The .htaccess file called a php file, which is similar to the one this web page is served to your browser on. One set of these php files had an all numeric filename (002314.php, etc) and was 617 bytes long. The other used simple computer-ish names (server.php, command.php, etc.) and was 1260 bytes.

Every web attack has a weak spot and I had found it. Having the files all be the same length, and placed on my machine on specific days, made it easier to scout them out.

To make matters worse, permissions were changed all over the place. These are the rules that decide who can or cannot read, write or execute files.
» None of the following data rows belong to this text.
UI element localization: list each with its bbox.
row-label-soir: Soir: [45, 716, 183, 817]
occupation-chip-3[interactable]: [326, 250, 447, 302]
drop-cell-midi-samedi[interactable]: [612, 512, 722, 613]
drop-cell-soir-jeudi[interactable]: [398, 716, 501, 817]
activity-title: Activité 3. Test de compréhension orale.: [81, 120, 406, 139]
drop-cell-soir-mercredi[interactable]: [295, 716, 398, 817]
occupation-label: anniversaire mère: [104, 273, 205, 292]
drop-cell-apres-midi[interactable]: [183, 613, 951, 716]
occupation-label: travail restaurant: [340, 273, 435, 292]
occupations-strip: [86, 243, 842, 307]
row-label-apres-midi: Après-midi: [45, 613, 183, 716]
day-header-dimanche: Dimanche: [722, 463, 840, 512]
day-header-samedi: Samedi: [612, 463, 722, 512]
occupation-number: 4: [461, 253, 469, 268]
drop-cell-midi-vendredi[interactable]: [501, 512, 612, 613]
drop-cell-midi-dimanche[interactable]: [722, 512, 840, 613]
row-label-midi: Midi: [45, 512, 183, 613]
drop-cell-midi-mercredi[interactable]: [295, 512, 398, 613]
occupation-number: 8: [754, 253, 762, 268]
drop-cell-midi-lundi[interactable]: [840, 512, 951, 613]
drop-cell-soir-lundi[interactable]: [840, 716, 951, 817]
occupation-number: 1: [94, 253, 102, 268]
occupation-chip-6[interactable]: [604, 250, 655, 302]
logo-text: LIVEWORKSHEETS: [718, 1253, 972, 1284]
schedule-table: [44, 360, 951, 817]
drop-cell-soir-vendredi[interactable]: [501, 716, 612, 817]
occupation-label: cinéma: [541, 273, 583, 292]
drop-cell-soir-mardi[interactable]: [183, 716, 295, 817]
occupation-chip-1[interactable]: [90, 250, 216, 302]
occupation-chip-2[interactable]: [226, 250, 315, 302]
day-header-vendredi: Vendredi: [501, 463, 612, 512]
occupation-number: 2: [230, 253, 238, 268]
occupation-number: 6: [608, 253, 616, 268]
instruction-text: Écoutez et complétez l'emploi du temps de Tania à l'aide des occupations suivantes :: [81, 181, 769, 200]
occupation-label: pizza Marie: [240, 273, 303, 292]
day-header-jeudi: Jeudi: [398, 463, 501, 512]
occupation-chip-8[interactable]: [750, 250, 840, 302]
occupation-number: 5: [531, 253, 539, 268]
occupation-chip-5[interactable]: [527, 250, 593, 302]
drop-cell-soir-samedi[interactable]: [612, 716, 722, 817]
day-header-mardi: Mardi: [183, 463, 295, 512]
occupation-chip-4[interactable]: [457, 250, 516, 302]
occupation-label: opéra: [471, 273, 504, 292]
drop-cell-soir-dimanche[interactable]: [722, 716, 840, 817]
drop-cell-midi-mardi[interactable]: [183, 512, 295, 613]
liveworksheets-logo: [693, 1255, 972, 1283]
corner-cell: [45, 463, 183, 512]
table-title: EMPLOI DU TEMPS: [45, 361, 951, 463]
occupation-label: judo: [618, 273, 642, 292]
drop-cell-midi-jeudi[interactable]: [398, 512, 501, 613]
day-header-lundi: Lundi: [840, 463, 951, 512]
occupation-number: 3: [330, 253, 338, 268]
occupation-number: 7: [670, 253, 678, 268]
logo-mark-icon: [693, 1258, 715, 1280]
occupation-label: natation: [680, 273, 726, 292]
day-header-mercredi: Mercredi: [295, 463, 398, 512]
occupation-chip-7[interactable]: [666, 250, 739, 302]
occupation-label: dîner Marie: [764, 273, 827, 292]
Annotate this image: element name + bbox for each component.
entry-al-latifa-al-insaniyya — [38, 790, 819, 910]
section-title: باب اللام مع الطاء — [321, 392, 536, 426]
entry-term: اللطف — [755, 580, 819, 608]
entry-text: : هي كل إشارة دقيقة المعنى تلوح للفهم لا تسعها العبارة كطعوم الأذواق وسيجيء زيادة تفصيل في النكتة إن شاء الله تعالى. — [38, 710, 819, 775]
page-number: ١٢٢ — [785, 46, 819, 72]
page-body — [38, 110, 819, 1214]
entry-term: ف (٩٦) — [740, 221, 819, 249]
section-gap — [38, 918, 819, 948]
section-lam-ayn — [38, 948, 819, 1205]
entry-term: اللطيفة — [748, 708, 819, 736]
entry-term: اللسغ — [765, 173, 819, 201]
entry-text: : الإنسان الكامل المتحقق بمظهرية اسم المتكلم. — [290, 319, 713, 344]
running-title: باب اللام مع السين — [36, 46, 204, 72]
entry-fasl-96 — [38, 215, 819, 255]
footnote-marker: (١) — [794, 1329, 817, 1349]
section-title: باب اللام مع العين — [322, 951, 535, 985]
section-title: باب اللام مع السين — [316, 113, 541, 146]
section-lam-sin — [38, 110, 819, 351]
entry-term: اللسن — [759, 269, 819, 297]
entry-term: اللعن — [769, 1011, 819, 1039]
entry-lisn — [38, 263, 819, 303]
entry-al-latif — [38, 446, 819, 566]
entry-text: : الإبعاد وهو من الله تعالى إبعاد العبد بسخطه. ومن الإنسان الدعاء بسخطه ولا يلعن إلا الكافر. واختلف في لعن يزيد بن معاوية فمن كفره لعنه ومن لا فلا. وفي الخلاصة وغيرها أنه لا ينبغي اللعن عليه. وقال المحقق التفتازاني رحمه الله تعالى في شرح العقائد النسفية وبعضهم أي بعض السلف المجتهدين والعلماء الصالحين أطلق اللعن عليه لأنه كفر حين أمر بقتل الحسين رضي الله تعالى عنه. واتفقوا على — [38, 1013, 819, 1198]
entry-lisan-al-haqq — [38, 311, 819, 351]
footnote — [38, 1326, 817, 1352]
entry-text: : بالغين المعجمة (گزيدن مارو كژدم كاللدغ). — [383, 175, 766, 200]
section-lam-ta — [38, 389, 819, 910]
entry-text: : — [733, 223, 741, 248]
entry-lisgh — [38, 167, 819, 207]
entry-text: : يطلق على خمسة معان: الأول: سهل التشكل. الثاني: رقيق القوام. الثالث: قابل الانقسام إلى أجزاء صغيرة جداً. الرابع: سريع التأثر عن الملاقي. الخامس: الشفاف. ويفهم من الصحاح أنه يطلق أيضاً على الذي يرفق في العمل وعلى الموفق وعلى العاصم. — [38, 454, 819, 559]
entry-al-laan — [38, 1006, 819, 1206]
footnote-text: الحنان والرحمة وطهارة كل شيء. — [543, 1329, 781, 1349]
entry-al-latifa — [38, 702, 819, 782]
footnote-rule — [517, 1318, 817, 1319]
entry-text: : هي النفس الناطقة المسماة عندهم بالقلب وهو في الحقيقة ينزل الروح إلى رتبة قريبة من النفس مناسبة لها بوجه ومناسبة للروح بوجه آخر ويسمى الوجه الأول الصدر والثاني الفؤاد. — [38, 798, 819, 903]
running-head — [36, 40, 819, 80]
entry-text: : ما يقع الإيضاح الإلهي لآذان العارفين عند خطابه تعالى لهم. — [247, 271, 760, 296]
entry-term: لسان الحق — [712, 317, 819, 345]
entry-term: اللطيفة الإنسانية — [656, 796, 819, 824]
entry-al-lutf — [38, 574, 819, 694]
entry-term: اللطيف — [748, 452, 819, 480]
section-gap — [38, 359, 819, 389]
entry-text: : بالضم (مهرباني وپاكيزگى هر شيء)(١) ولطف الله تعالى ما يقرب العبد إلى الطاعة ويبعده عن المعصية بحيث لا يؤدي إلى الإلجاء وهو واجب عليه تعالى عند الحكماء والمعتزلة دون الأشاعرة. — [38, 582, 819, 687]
Lots of stuff was turned 777, meaning anyone could do anything!

The person who attacked my machine had opened all the doors. Now anyone could gain access and do anything.

Good grief!

I called on my friend Bob Hart to help.

Bob claims not be be a computer expert. Right.

His logical, organized, well exercised mind knew all the commands and tricks to remove thousands of files and reset an equal number of pointers without hurting anything. He dictated long strings of characters for me to type in… and they worked!

Is there an Emmy for computer assistance? I nominate Bob.

So, now you know the good news. The bad news is, it can happen again because I don’t know how the miscreants got in. I’m working on that next.

Hopefully, in deleting files, rewriting permissions and changing passwords, I will slow them down until a solution is found.

Once again, I’m begging Google to let me back into their good graces. Traffic on the blog is down about 75%. Geofffox.com has slid off the face of the Earth!